American mathematicians discovered a new whole number. It's somewhere between 27 and 28. You don't yet know how it got there or what it's doing, but it seems to behave very strangely when you put it in some equations.

Two mathematicians in a bar argue about the mathematical level of education of the average citizen. The one who thinks that most people are stupid and have no idea has to go to the bathroom. In the meantime the other one calls the waitress and tells her that he will ask her something later and that she should answer "a third x to the power of three".
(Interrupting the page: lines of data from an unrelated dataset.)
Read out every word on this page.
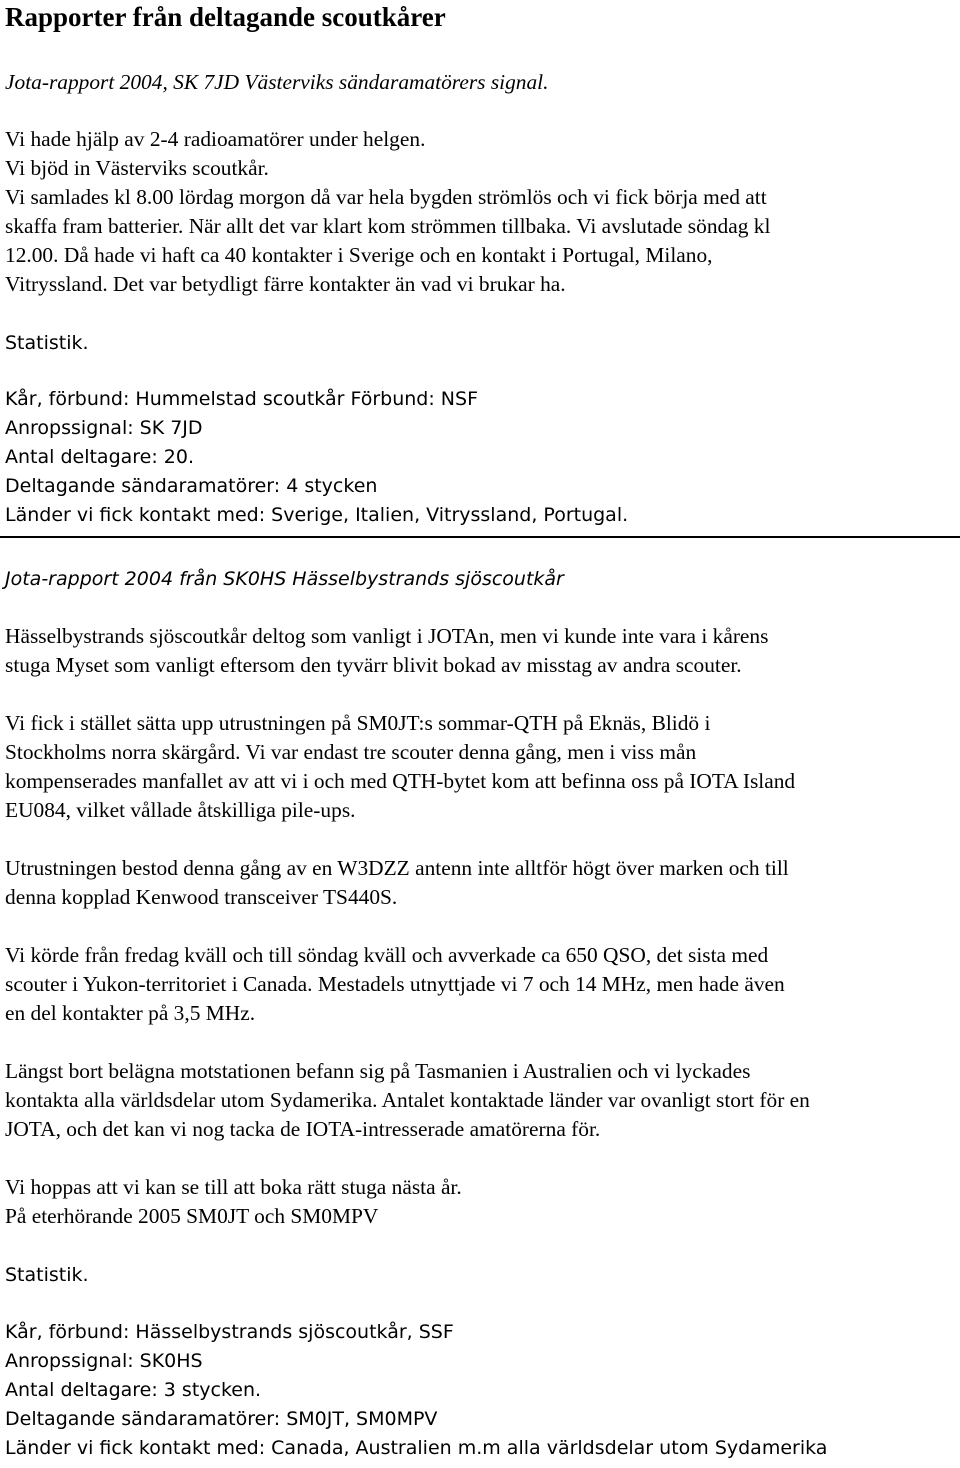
Rapporter från deltagande scoutkårer
Jota-rapport 2004, SK 7JD Västerviks sändaramatörers signal.
Vi hade hjälp av 2-4 radioamatörer under helgen.
Vi bjöd in Västerviks scoutkår.
Vi samlades kl 8.00 lördag morgon då var hela bygden strömlös och vi fick börja med att
skaffa fram batterier. När allt det var klart kom strömmen tillbaka. Vi avslutade söndag kl
12.00. Då hade vi haft ca 40 kontakter i Sverige och en kontakt i Portugal, Milano,
Vitryssland. Det var betydligt färre kontakter än vad vi brukar ha.
Statistik.
Kår, förbund: Hummelstad scoutkår Förbund: NSF
Anropssignal: SK 7JD
Antal deltagare: 20.
Deltagande sändaramatörer: 4 stycken
Länder vi fick kontakt med: Sverige, Italien, Vitryssland, Portugal.
Jota-rapport 2004 från SK0HS Hässelbystrands sjöscoutkår
Hässelbystrands sjöscoutkår deltog som vanligt i JOTAn, men vi kunde inte vara i kårens
stuga Myset som vanligt eftersom den tyvärr blivit bokad av misstag av andra scouter.
Vi fick i stället sätta upp utrustningen på SM0JT:s sommar-QTH på Eknäs, Blidö i
Stockholms norra skärgård. Vi var endast tre scouter denna gång, men i viss mån
kompenserades manfallet av att vi i och med QTH-bytet kom att befinna oss på IOTA Island
EU084, vilket vållade åtskilliga pile-ups.
Utrustningen bestod denna gång av en W3DZZ antenn inte alltför högt över marken och till
denna kopplad Kenwood transceiver TS440S.
Vi körde från fredag kväll och till söndag kväll och avverkade ca 650 QSO, det sista med
scouter i Yukon-territoriet i Canada. Mestadels utnyttjade vi 7 och 14 MHz, men hade även
en del kontakter på 3,5 MHz.
Längst bort belägna motstationen befann sig på Tasmanien i Australien och vi lyckades
kontakta alla världsdelar utom Sydamerika. Antalet kontaktade länder var ovanligt stort för en
JOTA, och det kan vi nog tacka de IOTA-intresserade amatörerna för.
Vi hoppas att vi kan se till att boka rätt stuga nästa år.
På eterhörande 2005 SM0JT och SM0MPV
Statistik.
Kår, förbund: Hässelbystrands sjöscoutkår, SSF
Anropssignal: SK0HS
Antal deltagare: 3 stycken.
Deltagande sändaramatörer: SM0JT, SM0MPV
Länder vi fick kontakt med: Canada, Australien m.m alla världsdelar utom Sydamerika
After patiently telling her about it several times, it seems to work to a certain extent, and as she leaves she mumbles to herself: "One-third, six-high, three, one-third, high, ..." The friend comes back, and the other says: "I'll prove to the waitress afterwards that that most people understand something about mathematics. ”When the waitress is clearing the dishes, he asks her about the antiderivative of x2. She answers casually: "A third x to the power of three." The friend is completely off his socks, his worldview collapses. And as she leaves, the waitress says over her shoulder: "Plus any constant."

There are three kinds of mathematicians: those who can count to 3 and those who cannot.

### literature

 Ahrens, W .: Mathematicians anecdotes. Teubner Leipzig, 1940.

 Beutelspacher, A .: "I was always bad at math ...". Vieweg Braunschweig / Wiesbaden, 1996.

 Cremer, H .: Carmina Mathematica. YES. Mayer Aachen, 1972.

 Dudley, U .: Mathematics between madness and wit. Birkhäuser Basel, 1995.

 Ehlers, A .: Dear Hertz! Physicists and mathematicians in anecdotes. Birkhäuser Basel, 1994.

 Hornschuh, H.-D .: Humor around mathematics. Manz, 1989.

 Kracke, H .: Math-musical puzzle. Dümmler Bonn, 1992.

 Radbruch, K .: Mathematical traces in literature. Scientific Book Society Darmstadt, 1997.

 Wille, F .: Humor in Mathematics. Vandenhoeck & Ruprecht Göttingen, 1984.